If this had been fiction, my story would have ended with the walkout of our furious Chief when cold bullimacow and beetroot were laid before him. But real life has small regard for climax and anticlimax; it just goes on, as that meal went on. We finished our gross substitutes for lamb and petits pois with little gaiety. He did indeed rise at the end and say he thought that would be about enough for that evening. Olivia, I could see, was keen to let him go, and be damned to the plum pudding. But something in me rebelled at the total waste of that one remaining treasure. So I told him the history of it, despite her reproachful glances. In the end, I was glad I had done so, because he consented with visible softening of temper to stay on. We all sat down again.

There was a longish wait before the pudding arrived. Sila came along at last himself to explain the delay. His first attempt at sauce had gone wrong, so he had made another just as good.

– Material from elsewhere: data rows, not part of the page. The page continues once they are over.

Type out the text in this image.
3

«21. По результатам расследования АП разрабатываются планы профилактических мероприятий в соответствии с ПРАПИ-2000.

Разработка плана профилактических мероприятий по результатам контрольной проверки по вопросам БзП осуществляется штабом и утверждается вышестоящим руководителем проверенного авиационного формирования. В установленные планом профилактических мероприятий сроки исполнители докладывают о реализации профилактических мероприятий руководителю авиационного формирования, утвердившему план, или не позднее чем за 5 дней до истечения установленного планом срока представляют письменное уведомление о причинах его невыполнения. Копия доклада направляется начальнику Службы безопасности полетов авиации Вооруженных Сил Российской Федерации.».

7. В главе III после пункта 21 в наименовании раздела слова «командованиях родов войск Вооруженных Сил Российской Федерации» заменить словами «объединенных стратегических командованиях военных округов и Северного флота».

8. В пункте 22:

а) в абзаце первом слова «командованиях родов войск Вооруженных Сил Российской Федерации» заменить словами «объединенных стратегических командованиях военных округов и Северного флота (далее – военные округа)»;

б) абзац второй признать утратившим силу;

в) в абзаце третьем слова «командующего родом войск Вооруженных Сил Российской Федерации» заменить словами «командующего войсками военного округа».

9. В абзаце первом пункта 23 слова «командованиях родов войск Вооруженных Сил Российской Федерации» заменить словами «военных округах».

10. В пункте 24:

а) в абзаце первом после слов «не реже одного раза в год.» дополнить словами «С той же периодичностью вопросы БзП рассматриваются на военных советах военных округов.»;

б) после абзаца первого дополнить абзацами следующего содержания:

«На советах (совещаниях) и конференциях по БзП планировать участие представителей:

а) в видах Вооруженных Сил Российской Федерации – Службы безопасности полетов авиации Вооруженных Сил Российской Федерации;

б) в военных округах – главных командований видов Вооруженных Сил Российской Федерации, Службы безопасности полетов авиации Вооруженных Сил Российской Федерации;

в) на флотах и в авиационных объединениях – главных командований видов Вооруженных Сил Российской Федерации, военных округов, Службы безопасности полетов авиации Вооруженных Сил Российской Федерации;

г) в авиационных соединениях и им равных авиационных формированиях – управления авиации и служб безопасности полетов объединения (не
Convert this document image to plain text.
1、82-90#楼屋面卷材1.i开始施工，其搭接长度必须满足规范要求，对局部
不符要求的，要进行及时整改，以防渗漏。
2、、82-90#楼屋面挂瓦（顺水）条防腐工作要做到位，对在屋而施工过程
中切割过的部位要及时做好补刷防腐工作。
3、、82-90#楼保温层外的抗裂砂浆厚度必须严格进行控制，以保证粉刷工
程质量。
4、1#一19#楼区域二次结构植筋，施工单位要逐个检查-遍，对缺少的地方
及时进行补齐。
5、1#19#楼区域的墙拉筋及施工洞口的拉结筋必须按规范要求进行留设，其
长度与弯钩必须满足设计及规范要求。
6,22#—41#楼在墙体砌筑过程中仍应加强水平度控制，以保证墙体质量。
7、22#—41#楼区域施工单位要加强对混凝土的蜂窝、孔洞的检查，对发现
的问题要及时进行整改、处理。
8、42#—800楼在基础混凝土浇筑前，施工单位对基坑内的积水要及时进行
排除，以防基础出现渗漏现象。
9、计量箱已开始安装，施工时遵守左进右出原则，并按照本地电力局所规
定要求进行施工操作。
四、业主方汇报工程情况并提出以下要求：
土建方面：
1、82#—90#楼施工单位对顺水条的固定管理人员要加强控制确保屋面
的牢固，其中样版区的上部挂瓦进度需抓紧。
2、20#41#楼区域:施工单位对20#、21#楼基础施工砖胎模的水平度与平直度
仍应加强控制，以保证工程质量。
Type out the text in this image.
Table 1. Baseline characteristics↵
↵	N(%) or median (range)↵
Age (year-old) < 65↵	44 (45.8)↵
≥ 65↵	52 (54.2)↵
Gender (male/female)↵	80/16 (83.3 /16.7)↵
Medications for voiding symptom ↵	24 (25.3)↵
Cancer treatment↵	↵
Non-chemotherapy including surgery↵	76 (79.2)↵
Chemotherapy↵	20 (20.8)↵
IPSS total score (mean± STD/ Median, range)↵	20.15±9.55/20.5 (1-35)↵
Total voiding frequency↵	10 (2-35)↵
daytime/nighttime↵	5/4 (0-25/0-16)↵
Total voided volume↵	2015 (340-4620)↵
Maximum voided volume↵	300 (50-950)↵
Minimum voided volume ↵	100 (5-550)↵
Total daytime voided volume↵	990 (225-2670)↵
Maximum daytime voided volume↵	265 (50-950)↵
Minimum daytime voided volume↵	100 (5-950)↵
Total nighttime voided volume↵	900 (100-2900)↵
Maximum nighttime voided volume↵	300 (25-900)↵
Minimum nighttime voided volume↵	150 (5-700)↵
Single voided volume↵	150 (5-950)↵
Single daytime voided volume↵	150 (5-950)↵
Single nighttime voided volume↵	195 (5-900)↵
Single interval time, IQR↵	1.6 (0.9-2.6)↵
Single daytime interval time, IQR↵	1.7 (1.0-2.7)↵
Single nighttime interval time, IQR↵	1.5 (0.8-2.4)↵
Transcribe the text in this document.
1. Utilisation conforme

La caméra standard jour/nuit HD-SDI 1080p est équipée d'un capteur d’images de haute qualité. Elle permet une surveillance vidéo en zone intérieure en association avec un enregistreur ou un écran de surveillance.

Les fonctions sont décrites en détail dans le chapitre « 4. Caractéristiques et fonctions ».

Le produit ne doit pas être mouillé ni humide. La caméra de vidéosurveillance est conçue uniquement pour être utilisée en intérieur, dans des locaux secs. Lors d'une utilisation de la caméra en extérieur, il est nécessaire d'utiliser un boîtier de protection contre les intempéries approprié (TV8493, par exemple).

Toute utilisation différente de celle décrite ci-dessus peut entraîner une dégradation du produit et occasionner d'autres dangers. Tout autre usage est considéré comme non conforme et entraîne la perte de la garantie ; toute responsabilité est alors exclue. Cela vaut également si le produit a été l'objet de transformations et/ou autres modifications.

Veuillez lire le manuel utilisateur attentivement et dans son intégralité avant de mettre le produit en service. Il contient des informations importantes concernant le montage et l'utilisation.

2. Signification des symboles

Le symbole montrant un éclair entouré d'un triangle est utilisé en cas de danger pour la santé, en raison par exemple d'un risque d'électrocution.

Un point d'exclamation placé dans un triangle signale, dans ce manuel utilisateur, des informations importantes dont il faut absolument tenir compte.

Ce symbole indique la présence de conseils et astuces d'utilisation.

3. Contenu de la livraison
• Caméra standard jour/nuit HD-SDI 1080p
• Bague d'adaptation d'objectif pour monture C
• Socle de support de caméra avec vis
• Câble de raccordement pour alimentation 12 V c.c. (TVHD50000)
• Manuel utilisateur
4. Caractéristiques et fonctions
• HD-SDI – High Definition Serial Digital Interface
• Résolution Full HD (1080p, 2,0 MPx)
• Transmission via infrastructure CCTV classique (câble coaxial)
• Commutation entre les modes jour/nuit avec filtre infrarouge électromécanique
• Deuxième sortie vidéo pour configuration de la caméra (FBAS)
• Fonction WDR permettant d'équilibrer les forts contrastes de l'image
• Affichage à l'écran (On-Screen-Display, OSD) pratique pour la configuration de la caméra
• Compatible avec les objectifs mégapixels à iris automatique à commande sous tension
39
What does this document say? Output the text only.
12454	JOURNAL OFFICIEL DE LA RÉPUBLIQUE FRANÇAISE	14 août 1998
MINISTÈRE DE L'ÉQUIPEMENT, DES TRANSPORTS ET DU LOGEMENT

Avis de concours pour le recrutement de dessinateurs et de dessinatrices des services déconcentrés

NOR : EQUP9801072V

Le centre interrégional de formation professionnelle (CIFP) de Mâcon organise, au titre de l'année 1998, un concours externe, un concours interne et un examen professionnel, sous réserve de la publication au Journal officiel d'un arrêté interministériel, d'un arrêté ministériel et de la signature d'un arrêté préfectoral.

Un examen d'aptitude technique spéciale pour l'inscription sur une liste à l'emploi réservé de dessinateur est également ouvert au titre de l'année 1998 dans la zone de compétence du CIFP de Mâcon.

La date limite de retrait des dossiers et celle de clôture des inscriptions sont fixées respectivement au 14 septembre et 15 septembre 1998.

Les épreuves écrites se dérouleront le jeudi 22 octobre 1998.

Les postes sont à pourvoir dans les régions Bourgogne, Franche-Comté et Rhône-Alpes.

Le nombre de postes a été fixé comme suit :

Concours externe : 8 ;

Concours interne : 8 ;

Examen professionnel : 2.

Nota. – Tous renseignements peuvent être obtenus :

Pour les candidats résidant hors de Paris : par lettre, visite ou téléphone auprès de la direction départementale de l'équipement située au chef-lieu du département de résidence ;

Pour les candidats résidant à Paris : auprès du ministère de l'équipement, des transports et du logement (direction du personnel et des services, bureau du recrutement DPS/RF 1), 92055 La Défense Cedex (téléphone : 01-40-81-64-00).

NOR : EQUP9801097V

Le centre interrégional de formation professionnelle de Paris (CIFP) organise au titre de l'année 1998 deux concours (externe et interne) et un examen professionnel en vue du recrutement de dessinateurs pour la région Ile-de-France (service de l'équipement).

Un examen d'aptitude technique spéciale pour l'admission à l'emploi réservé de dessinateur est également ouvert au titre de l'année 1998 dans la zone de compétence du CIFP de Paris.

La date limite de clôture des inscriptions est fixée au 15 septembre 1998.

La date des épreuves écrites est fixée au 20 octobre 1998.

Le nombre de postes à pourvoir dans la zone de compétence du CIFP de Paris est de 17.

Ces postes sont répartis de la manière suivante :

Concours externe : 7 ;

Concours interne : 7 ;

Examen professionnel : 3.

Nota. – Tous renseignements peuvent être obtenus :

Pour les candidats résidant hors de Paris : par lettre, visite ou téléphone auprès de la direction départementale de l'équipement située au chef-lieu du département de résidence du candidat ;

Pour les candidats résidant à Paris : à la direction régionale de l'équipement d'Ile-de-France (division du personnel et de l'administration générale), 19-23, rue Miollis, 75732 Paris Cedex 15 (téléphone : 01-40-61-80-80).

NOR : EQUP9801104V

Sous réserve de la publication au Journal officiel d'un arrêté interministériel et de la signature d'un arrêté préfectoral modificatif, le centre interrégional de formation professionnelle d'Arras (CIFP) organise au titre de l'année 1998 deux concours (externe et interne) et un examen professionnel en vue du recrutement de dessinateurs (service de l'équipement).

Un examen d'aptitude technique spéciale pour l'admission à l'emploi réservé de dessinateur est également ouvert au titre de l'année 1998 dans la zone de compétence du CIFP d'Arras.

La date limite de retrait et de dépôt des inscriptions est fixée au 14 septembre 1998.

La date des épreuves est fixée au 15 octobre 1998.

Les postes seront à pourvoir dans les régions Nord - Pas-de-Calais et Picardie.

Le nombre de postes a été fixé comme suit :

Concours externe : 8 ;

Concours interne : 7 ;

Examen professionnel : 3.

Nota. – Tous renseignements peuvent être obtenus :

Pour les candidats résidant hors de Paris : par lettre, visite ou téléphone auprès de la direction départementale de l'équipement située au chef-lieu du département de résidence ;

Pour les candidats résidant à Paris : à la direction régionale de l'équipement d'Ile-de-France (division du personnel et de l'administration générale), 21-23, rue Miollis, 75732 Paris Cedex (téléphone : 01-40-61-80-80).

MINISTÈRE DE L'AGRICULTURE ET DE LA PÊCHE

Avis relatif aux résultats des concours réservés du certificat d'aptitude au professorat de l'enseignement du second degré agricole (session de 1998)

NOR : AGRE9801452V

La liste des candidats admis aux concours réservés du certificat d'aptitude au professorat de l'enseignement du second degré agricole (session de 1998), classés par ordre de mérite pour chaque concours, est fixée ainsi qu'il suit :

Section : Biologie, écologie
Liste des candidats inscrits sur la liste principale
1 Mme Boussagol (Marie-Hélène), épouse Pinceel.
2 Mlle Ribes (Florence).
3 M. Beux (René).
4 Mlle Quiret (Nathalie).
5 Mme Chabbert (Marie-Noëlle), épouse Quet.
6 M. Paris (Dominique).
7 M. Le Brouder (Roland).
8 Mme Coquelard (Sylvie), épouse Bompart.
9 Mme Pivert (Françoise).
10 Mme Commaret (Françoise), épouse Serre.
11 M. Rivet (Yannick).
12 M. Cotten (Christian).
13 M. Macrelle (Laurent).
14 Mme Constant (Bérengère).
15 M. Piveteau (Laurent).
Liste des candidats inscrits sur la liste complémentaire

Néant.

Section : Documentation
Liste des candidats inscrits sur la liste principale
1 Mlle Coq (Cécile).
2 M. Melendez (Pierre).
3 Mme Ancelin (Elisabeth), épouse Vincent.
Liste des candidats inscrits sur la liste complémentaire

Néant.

'Well, well, better later than never!' observed the Old Man brightly when it was uncovered. 'And, my word! what have we here? The sauce looks very handsome, I must say.' And so it did swimming crimson-red around the pudding's foot.

'Yes, he good Sah,' volunteered Sila, 'I makem myself. I boilem with plenty sugar.'

'Some kind of wine sauce, eh?' The Old Man had recaptured his benevolence with extraordinary decency. I could see Olivia was glad now that I had got him to stay.

'No, Sah,' replied Sila, 'he not wine-he juice. He beetroot juice outem tin.'

It was then that the Old Man walked out, and Olivia wept.

A few days after he had left Tarawa, I finished the sestet of my sonnet. I tried hard to make it say something about not wanting to return to civilization and all that; but every thought of what the Old Man had said was bound up with memories of lost lamb and little peas. The thing just wouldn't work itself out on his lines. What I actually wrote was:

page 90

But I would back to England once again,
 Where lush things grow, where even summer ends,
  To firelit books, to all the clean, dear things
Whose memory keeps us always English men,
 And haunts us as the quiet eyes of friends
  Haunt us, and clings as old-time perfume clings.